I think better regulation of the market so it benefits the consumers, like what EU tries to do, is more realistic than imagining a state being able to sustainably handle marketable innovation. I don't think a state would have come out with efficient web search, smartphones or gen AI for exemple.

[–] [email protected] 0 points 6 months ago (1 children)

That honestly says way more about mods than it does about Reddit. Of course you're not gonna pay for a task people are lining up to do for free, no matter how much they themselves make.

[–] [email protected] 0 points 6 months ago (1 children)

People do it for free on Lemmy, too. Reddit used to be much more moderator-friendly. I think a lot of remaining mods are just going on muscle memory at this point.

[–] [email protected] 0 points 6 months ago (1 children)

Yes, they do. And while I don't get it on here either, at least they don't line the pockets of some shitty company. Some moderation is necessary, and I guess I should be happy about other people doing it for free here.

[–] [email protected] 1 points 6 months ago

People do it because they care.
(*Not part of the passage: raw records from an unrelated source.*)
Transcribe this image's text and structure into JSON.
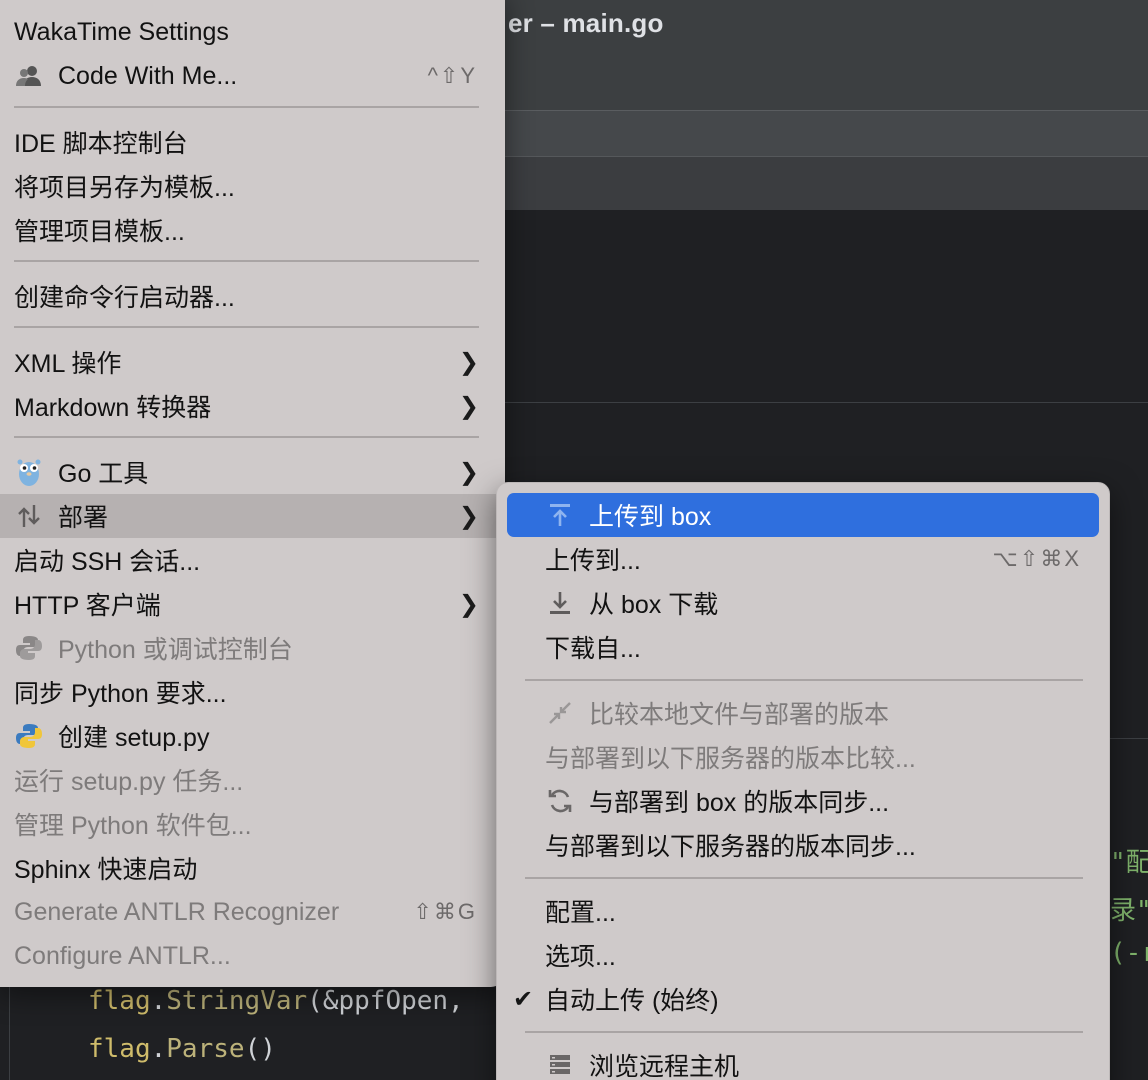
{
  "window": {
    "title_fragment": "er – main.go"
  },
  "code_lines": [
    {
      "obj": "flag",
      "dot": ".",
      "fn": "StringVar",
      "args": "(&ppfOpen,"
    },
    {
      "obj": "flag",
      "dot": ".",
      "fn": "Parse",
      "args": "()"
    }
  ],
  "code_fragments": {
    "f1": "\"配",
    "f2": "录\")",
    "f3": "(-r"
  },
  "left_menu": {
    "items": [
      {
        "label": "WakaTime Settings"
      },
      {
        "label": "Code With Me...",
        "shortcut": "^⇧Y",
        "icon": "users-icon"
      },
      {
        "label": "IDE 脚本控制台"
      },
      {
        "label": "将项目另存为模板..."
      },
      {
        "label": "管理项目模板..."
      },
      {
        "label": "创建命令行启动器..."
      },
      {
        "label": "XML 操作"
      },
      {
        "label": "Markdown 转换器"
      },
      {
        "label": "Go 工具",
        "icon": "gopher-icon"
      },
      {
        "label": "部署",
        "icon": "deploy-arrows-icon"
      },
      {
        "label": "启动 SSH 会话..."
      },
      {
        "label": "HTTP 客户端"
      },
      {
        "label": "Python 或调试控制台",
        "icon": "python-gray-icon"
      },
      {
        "label": "同步 Python 要求..."
      },
      {
        "label": "创建 setup.py",
        "icon": "python-icon"
      },
      {
        "label": "运行 setup.py 任务..."
      },
      {
        "label": "管理 Python 软件包..."
      },
      {
        "label": "Sphinx 快速启动"
      },
      {
        "label": "Generate ANTLR Recognizer",
        "shortcut": "⇧⌘G"
      },
      {
        "label": "Configure ANTLR..."
      }
    ]
  },
  "right_menu": {
    "items": [
      {
        "label": "上传到 box",
        "icon": "upload-icon"
      },
      {
        "label": "上传到...",
        "shortcut": "⌥⇧⌘X"
      },
      {
        "label": "从 box 下载",
        "icon": "download-icon"
      },
      {
        "label": "下载自..."
      },
      {
        "label": "比较本地文件与部署的版本",
        "icon": "compare-icon"
      },
      {
        "label": "与部署到以下服务器的版本比较..."
      },
      {
        "label": "与部署到 box 的版本同步...",
        "icon": "sync-icon"
      },
      {
        "label": "与部署到以下服务器的版本同步..."
      },
      {
        "label": "配置..."
      },
      {
        "label": "选项..."
      },
      {
        "label": "自动上传 (始终)",
        "checked": true
      },
      {
        "label": "浏览远程主机",
        "icon": "server-icon"
      }
    ]
  },
  "colors": {
    "highlight": "#2f6fde",
    "menu_bg": "#cfcaca"
  }
}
I ran /r/StarTrek for over a decade because I wanted a specific type of community to exist that didn't elsewhere, and reddit made it easy.

Of course, reddit eventually screwed me (and all of us) with their greed and there was no way to move what we'd built. If a nonprofit reddit-like site existed back then I would hopefully have had the foresight to use it instead.

[–] [email protected] 0 points 6 months ago (1 children)

This is why I finally left, because the asshole started removing his volunteer moderators and replacing them with employees for the crime of protesting his lies and slander of app developers who brought in hundreds of thousands of users, many of whom are now reading this comment because they're no longer on that sinking ship of a site.

Fuck spez.

[–] [email protected] -1 points 6 months ago

your username is Fuck spez.

Spez lives in your head rent-free.

you need to do something more productive than bitching on about some idiots who run a website to earn money

[–] [email protected] 0 points 6 months ago (1 children)

Is it really a secret that Spez was getting paid a ton and the mods were working for free? I mean CEOs always get paid way too much, or else they wouldnt bother taking the CEO position.

Also, Im pretty sure all those reddit moderators were doing it for the feeling of power. I mean, why else would you have career mods running hundreds of subreddits while power tripping over everyone all the time?

[–] [email protected] 0 points 6 months ago (1 children)

I do pity those mods who do it for free.

[–] [email protected] -1 points 6 months ago (1 children)

Honestly. They should be paying to be mods. Lol

[–] [email protected] -1 points 6 months ago

It would take a madman to disagree

[–] [email protected] -1 points 6 months ago

They're paid with the joy of being powertripping censoring assholes

[–] [email protected] -1 points 6 months ago

Mods are paid in power and the ability to push their opinions. If there are people willing to do it for free then they dont need to pay anyone.

[–] [email protected] -1 points 6 months ago

So what, give the CEO half and pay the rest to the mods? Like 1300 bucks per year without tax and fees. What would be left? 50 bucks per month? Reddit has like 75000 moderators. Some for huge Subreddits, some for small ones. Equal pay? Or what?

Someone has to organize all that paying, many are in different countries, different tax laws. In the end, there would be like 20 bucks per month for each. You then would also require extra heavy checks for moderation quality to ensure they are worth their pay. You'd need systems to prevent abuse. If there's money involved, people become extra greedy. Just pay some of them? Only the ones working a few hours per day? Pay per moderating action? What?

Or you just do double pay for the CEO. Seems like a no-brainer.